No coração da fé do povo brasileiro, aos pés de Nossa Senhora Aparecida, a Diocese de Guarapuava viveu mais um momento marcante de sua história. Como parte das celebrações do Jubileu de Diamante, estima-se que mais de 2.700 romeiros tenham participado da maior romaria diocesana já realizada ao Santuário Nacional de Aparecida.
Foram mais de 60 veículos entre ônibus, vans e automóveis, que percorreram centenas de quilômetros levando homens, mulheres, crianças, jovens, idosos, religiosos, religiosas, seminaristas, diáconos, padres e famílias inteiras. Alguns iniciaram a peregrinação ainda na quinta-feira (25), enquanto a maior parte partiu na sexta-feira (26), movida pelo mesmo propósito: gratidão pelos 60 anos de caminhada da Diocese de Guarapuava.
Ao final da tarde de sábado, 27 de junho, a Basílica Nacional tornou-se, por alguns instantes, uma verdadeira extensão da Diocese de Guarapuava. Presidida pelo bispo diocesano Dom Amilton Manoel da Silva e transmitida pela TV Aparecida e Rádio Cultura FM 94,3 para toda a diocese, a Santa Missa das 18 horas foi o ponto alto da peregrinação, reunindo a história, a memória e a esperança sob o lema dos 60 anos: “Missão, Testemunho e Gratidão”.

Durante a homilia, Dom Amilton recordou aqueles que, ao longo das últimas seis décadas, escreveram a história da Diocese com generosidade e coragem missionária. “Nesses 60 anos, lembramos homens e mulheres, missionários e missionárias ardorosos, profetas destemidos, semeadores incansáveis, que não temeram fundar novas paróquias e comunidades, iniciar pastorais e movimentos segundo as necessidades do seu tempo”, afirmou.
O bispo destacou que esse mesmo espírito missionário permanece vivo na Diocese de Guarapuava, hoje presente em mais de 70 pastorais, movimentos, organismos e entidades, que anunciam o Evangelho através da evangelização, da promoção humana, da solidariedade e do cuidado com a Casa Comum.
Ao refletir sobre o significado do jubileu, Dom Amilton lembrou que celebrar é também renovar a própria vocação cristã. “Cada jubileu representa um tempo especial de graça, perdão, reconciliação e renovação espiritual. Somos convidados a fazer um mergulho profundo na experiência da misericórdia divina, avaliando nosso compromisso com Deus e com os irmãos.”
Em outro momento da homilia, Dom Amilton destacou o significado especial de celebrar o Jubileu de Diamante justamente no Santuário Nacional de Aparecida. O bispo recordou a profunda comunhão da Diocese de Guarapuava com a Igreja do Brasil e chamou a atenção para um fato carregado de simbolismo: a imagem de Nossa Senhora de Belém, padroeira diocesana, foi esculpida em Portugal no ano de 1717, o mesmo em que a imagem de Nossa Senhora Aparecida foi encontrada nas águas do Rio Paraíba do Sul. “Esta não é uma coincidência, é uma providência”, afirmou Dom Amilton, ressaltando que esse elo histórico fortalece ainda mais os laços espirituais entre a Diocese de Guarapuava e o Santuário Nacional, tornando a celebração jubilar um momento ainda mais significativo para todo o povo diocesano.

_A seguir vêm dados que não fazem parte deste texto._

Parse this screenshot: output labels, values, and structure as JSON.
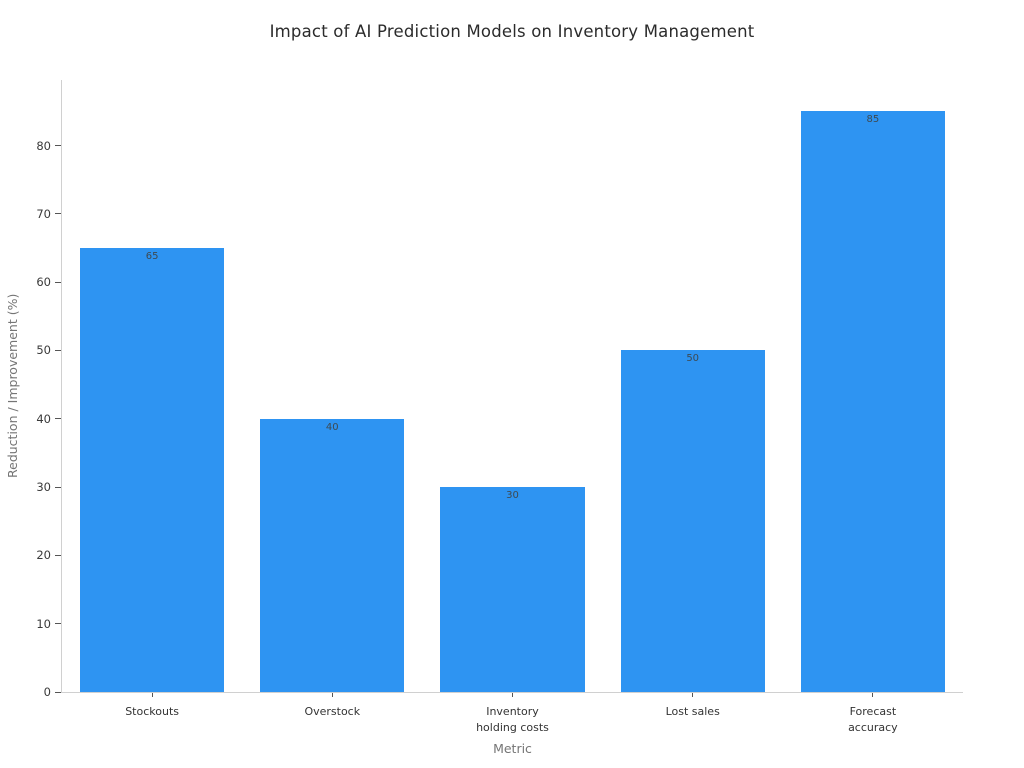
{
  "chart_data": {
    "type": "bar",
    "title": "Impact of AI Prediction Models on Inventory Management",
    "categories": [
      "Stockouts",
      "Overstock",
      "Inventory\nholding costs",
      "Lost sales",
      "Forecast\naccuracy"
    ],
    "values": [
      65,
      40,
      30,
      50,
      85
    ],
    "value_labels": [
      "65",
      "40",
      "30",
      "50",
      "85"
    ],
    "xlabel": "Metric",
    "ylabel": "Reduction / Improvement (%)",
    "ylim": [
      0,
      89.6
    ],
    "yticks": [
      0,
      10,
      20,
      30,
      40,
      50,
      60,
      70,
      80
    ],
    "grid": false,
    "legend": "none",
    "bar_color": "#2E94F2"
  },
  "colors": {
    "bar": "#2E94F2",
    "title_text": "#2b2b2b",
    "tick_text": "#3a3a3a",
    "axis_title_text": "#757575",
    "spine": "#d0d0d0",
    "bar_value_text": "#3e4a52",
    "background": "#ffffff"
  }
}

O bispo também convidou os fiéis a olhar para o futuro com esperança. “Hoje abrimos outros 60 anos. Continuemos a escrever as páginas da história que Deus nos oferece com a tinta da entrega e a caneta da compaixão, deixando-nos conduzir pelo Espírito Santo segundo a vontade do Senhor.”
Encerrada a celebração, com a imagem de Nossa Senhora de Belém à frente, aconteceu a procissão luminosa pela Arcada Oeste da Basílica. Com velas acesas nas mãos os peregrinos seguiram até a Tribuna Papa Bento XVI, junto ao Átrio dos Apóstolos, onde foi rezado o Santo Terço.
A luz das velas iluminou a noite formando um cenário de profunda beleza e espiritualidade. Cada chama parecia representar uma história de fé, uma família, uma comunidade, um sacerdote, um religioso ou religiosa, um leigo que ajudou a construir a trajetória da Diocese de Guarapuava ao longo destes 60 anos.
A maior romaria já organizada pela Diocese de Guarapuava ao Santuário Nacional permanecerá gravada na memória dos peregrinos como um marco do Jubileu de Diamante: um encontro entre a Igreja de Guarapuava e a Mãe Aparecida.